Was she so transparent? “I’m fine. Really, I’d be glad to help.”
“If you’re sure.” He squeezed her shoulder before letting his hand fall away. “I owe you a debt as it is. If you hadn’t helped me untangle some of his later entries, Satira and I wouldn’t have found the key to synthesizing the blood substitute.”
“I was glad to help.” But she’d said that already. Something about his proximity tied her tongue, left her silly and stammering, and she took a step back. Away. “I should get cleaned up. If I sit down at Caroline’s table like this, she’s liable to dump a pitcher of water over my head.”
His lips twitched into a half smile. “I believe Hunter and Ophelia are joining us for supper tonight as well, and we all know Ophelia has ideas about appropriate attire.”
The woman was serious about dressing for meals, and Diana sighed. She had precious few garments left that suited, and she resolved to do something about that very soon. Surely she could find a happy medium between menswear and lace and ribbons. “Then I’d better change as well.”

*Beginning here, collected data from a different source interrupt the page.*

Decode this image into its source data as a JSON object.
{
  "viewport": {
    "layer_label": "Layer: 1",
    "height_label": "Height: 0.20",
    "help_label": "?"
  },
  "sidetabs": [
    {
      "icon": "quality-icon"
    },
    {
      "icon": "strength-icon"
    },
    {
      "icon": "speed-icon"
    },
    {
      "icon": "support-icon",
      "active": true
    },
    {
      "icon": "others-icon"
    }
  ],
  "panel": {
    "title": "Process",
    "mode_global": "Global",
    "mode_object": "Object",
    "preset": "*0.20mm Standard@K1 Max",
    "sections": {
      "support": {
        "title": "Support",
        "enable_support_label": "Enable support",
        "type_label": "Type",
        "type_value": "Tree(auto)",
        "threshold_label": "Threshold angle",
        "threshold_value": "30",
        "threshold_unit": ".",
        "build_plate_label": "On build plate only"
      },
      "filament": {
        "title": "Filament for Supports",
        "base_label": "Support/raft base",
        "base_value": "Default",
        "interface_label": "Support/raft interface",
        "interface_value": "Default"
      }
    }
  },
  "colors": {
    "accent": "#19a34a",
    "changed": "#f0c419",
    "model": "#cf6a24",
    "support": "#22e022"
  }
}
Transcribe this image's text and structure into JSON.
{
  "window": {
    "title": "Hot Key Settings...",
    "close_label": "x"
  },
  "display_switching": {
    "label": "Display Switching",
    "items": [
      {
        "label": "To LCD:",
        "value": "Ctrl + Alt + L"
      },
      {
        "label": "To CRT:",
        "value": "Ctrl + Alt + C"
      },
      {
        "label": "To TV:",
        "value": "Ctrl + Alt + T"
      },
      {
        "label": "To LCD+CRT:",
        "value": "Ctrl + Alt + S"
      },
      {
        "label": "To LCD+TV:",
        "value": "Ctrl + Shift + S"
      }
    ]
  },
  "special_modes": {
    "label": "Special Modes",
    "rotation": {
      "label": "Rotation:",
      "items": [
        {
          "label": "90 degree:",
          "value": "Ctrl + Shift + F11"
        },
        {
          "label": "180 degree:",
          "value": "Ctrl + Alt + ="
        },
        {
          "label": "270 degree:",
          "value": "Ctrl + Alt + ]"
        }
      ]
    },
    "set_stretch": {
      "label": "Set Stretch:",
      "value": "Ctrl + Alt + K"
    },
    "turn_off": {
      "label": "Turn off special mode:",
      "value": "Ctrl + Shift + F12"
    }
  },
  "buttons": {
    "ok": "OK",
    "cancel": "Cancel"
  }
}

Nate cleared her path to the stairs. “I’ll see you at dinner, A—” He bit off the name with an embarrassed cough. “Diana.”
April. A word so foreign she barely recognized it as a name any longer, much less the one she’d possessed before her transformation. Did he think of her that way, as a weak and traumatized human, an unfortunate and unavoidable consequence of reading about her in Doc’s journals?
It could not stand. “Diana,” she said firmly as she brushed past him. “My name is Diana.”